From: epg@google.com <>
Date: Wed, 1 Apr 2009 23:40:27 +0000 (-0700)
Subject: Implement custom scan of SPAM messages instead of using scan(1).
X-Git-Url: https://diplodocus.org/git/minc/commitdiff_plain/6d0449f39ed28ad05afe9806afc664d6bc204fc6?ds=inline;hp=fbeff8e387d16985ccfbacd67f013703a32301f0

Implement custom scan of SPAM messages instead of using scan(1).

If the header of a message contains garbage characters (not 2047-quoted
garbage characters, actual multi-byte garbage!) (Chinese or Russian spam)
scan(1) will happily print them to the tty, which hurts.

(%SPAM): Replace @SPAM global list with a hash.
(store_message): Drop unused $status variable.  Don't update @SPAM .
(scan_line): Factor out the actual scan line formatting from filter_mail to
  this new function.
(filter_mail): Append message number and header hash to %SPAM .
(maildir_spam): Append message number and spam maildir file name to %SPAM .
(scan_spam): Add function to scan spam messages with scan_line .  Deal with 3
  cases: spam filtered via filter_mail and spam filtered via maildir_spam in
  either run or -n mode.  For the latter two, open the message file from the
  mh SPAM folder or from the spam maildir, respectively, to load the header.
---

diff --git a/minc b/minc
index eec56e4..9b6f791 100755
--- a/minc
+++ b/minc
@@ -54,9 +54,13 @@ our $VERSION = 1;
 my $MAGIC_TO_REGEX = '^((Original-)?(Resent-)?(To|Cc|Bcc)|(X-Envelope |Apparently(-Resent)?)-To)';
 my $MAGIC_TO_TOKEN = ' TO';
 
-# List of SPAM message numbers, scanned at the end so the user can
-# check for false positives.
-my @SPAM;
+# XXX re-document
+
+# Mapping of message numbers to array references.  The first element is set by
+# filter_mail to a reference to a header hash for the message; the second is
+# set by maildier_spam to the name of the message file in the spam maildir.
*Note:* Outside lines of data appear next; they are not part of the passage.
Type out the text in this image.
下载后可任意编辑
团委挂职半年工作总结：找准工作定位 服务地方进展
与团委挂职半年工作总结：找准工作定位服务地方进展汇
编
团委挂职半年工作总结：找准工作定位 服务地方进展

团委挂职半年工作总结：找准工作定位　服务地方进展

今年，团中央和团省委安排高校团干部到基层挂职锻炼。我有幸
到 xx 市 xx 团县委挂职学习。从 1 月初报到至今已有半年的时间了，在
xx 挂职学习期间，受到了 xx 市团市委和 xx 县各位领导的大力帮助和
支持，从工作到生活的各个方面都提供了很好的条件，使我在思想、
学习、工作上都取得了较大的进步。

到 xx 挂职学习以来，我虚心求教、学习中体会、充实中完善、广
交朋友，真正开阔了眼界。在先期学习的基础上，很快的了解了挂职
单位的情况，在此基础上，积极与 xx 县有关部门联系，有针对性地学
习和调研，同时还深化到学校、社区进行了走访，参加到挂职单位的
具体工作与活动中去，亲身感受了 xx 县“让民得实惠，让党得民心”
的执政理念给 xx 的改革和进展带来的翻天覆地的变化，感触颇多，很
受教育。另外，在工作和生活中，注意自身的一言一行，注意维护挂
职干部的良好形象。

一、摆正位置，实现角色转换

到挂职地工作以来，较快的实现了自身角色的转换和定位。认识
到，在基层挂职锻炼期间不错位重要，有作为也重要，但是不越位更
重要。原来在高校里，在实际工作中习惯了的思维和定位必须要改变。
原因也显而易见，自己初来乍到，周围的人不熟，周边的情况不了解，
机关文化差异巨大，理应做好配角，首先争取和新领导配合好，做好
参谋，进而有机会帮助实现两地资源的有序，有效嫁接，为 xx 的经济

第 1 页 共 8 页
+# scan_spam scans this at the end so the user can check for false positives.
+my %SPAM;
 
 =head1 OPTIONS
 
@@ -417,7 +421,6 @@ sub store_message {
     my $msgnum;
     my $try;
     my $mhmsg;
-    my $status;
 
     # We must do this even in -n mode because later steps fail without
     # it.  This should be harmless.
@@ -482,9 +485,7 @@ sub store_message {
         # fails.  While it is slow, it is not safe to store multiple
         # messages and then have a failure before marking some (or
         # all).
-        if ($mhfolder eq 'SPAM') {
-            push(@SPAM, $msgnum);
-        } else {
+        if ($mhfolder ne 'SPAM') {
             mark($mhfolder, $msgnum, 'unseen');
         }
     }
@@ -606,6 +607,23 @@ sub find_mh_folder {
     return 'inbox';
 }
 
+sub scan_line {
+    my ($headers, $mhfolder, $msgnum, $nf, $nm, $nF, $ns) = @_;
+    my $from = '';
+    my $subject = '';
+    # Sometimes these headers are missing...
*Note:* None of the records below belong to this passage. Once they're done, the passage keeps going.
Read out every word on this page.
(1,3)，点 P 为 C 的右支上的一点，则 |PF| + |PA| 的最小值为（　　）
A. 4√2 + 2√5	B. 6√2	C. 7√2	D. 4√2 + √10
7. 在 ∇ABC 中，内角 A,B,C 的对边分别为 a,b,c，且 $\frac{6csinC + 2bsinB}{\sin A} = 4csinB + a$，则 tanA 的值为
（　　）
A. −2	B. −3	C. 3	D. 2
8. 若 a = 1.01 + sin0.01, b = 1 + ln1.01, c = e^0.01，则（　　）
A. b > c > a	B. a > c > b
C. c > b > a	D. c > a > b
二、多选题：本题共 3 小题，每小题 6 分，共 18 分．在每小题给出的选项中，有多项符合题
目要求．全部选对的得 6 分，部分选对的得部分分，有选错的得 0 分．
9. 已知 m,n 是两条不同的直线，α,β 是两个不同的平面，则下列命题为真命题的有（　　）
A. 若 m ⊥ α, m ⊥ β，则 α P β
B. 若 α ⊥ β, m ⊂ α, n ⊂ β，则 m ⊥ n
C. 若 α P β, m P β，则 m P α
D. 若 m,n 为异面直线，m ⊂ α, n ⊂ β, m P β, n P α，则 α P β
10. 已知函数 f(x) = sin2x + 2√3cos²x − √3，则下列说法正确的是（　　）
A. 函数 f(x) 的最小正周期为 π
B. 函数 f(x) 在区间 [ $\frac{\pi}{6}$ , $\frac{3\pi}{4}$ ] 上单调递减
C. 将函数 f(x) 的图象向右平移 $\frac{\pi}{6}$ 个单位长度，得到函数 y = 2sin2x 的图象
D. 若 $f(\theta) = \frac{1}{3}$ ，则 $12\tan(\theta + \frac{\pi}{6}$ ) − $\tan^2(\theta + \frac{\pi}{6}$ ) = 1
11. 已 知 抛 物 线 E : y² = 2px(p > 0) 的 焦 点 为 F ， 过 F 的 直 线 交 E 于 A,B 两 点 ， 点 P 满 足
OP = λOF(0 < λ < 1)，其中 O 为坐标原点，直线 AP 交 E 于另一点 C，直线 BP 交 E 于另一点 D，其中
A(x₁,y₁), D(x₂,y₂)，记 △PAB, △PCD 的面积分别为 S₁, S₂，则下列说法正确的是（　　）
+    eval { $from = [@{$headers->{'from'}}]->[-1] };
+    eval { $subject = [@{$headers->{'subject'}}]->[-1] };
+    # Replace garbage characters.
+    for ($from, $subject) {
+        tr/\x00-\x1f\x80-\xff/?/;
+    }
+    return sprintf("\%-${nf}s \%${nm}d \%-${nF}s \%s",
+                   substr($mhfolder, 0, $nf), substr($msgnum, 0, $nm),
+                   substr($from, 0, $nF),
+                   substr($subject, 0, $ns));
+}
+
 sub filter_mail {
     @_ or return ();
     my $msgcount = @_ - 2; # don't count . and ..
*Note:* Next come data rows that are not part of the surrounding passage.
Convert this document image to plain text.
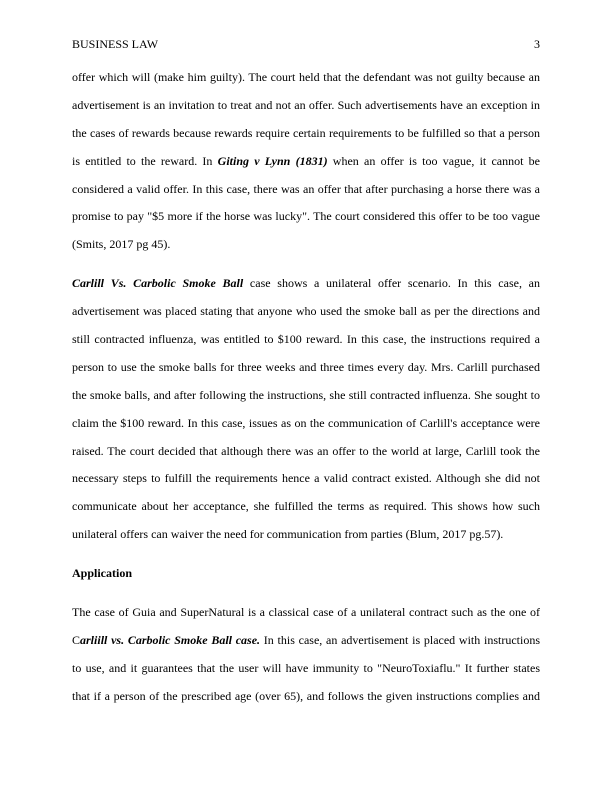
BUSINESS LAW	3
offer which will (make him guilty). The court held that the defendant was not guilty because an
advertisement is an invitation to treat and not an offer. Such advertisements have an exception in
the cases of rewards because rewards require certain requirements to be fulfilled so that a person
is entitled to the reward. In Giting v Lynn (1831) when an offer is too vague, it cannot be
considered a valid offer. In this case, there was an offer that after purchasing a horse there was a
promise to pay "$5 more if the horse was lucky". The court considered this offer to be too vague
(Smits, 2017 pg 45).
Carlill Vs. Carbolic Smoke Ball case shows a unilateral offer scenario. In this case, an
advertisement was placed stating that anyone who used the smoke ball as per the directions and
still contracted influenza, was entitled to $100 reward. In this case, the instructions required a
person to use the smoke balls for three weeks and three times every day. Mrs. Carlill purchased
the smoke balls, and after following the instructions, she still contracted influenza. She sought to
claim the $100 reward. In this case, issues as on the communication of Carlill's acceptance were
raised. The court decided that although there was an offer to the world at large, Carlill took the
necessary steps to fulfill the requirements hence a valid contract existed. Although she did not
communicate about her acceptance, she fulfilled the terms as required. This shows how such
unilateral offers can waiver the need for communication from parties (Blum, 2017 pg.57).
Application
The case of Guia and SuperNatural is a classical case of a unilateral contract such as the one of
Carliill vs. Carbolic Smoke Ball case. In this case, an advertisement is placed with instructions
to use, and it guarantees that the user will have immunity to "NeuroToxiaflu." It further states
that if a person of the prescribed age (over 65), and follows the given instructions complies and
@@ -665,20 +683,11 @@ sub filter_mail {
 
         if ($mhfolder eq 'SPAM') {
             $spam++;
+            $SPAM{$msgnum} = [\%headers, undef];
         } else {
             $saved++;
-            my $from = '';
-            my $subject = '';
-            # Sometimes these headers are missing...
-            eval { $from = [@{$headers{'from'}}]->[-1] };
-            eval { $subject = [@{$headers{'subject'}}]->[-1] };
-            for ($from, $subject) {
-                tr/\x00-\x1f\x80-\xff/ /;
-            }
-            printf("\%-${nf}s \%${nm}d \%-${nF}s \%s\n",
-                   substr($mhfolder, 0, $nf), substr($msgnum, 0, $nm),
-                   substr($from, 0, $nF),
-                   substr($subject, 0, $ns));
+            print(scan_line(\%headers, $mhfolder, $msgnum, $nf, $nm, $nF, $ns),
+                  "\n");
         }
 
         for my $hook (@post_store_hooks) {
@@ -783,7 +792,50 @@ sub maildir_spam {
 
     for my $msg (@spams) {
         ($msg eq '.' or $msg eq '..') and next;
-        store_message($msg, 'SPAM');
+        my $msgnum = store_message($msg, 'SPAM');
+        # Store the original file name for scan_spam in -n mode.
+        $SPAM{$msgnum} = [undef, $msg];
+    }
+}
+
+sub scan_spam {
+    my ($msgnum, %header, $tuple, $msg);
+
+    # Unlike filter_mail, we don't need to print the folder name.
+    # Calculate how many columns would be allocated to it...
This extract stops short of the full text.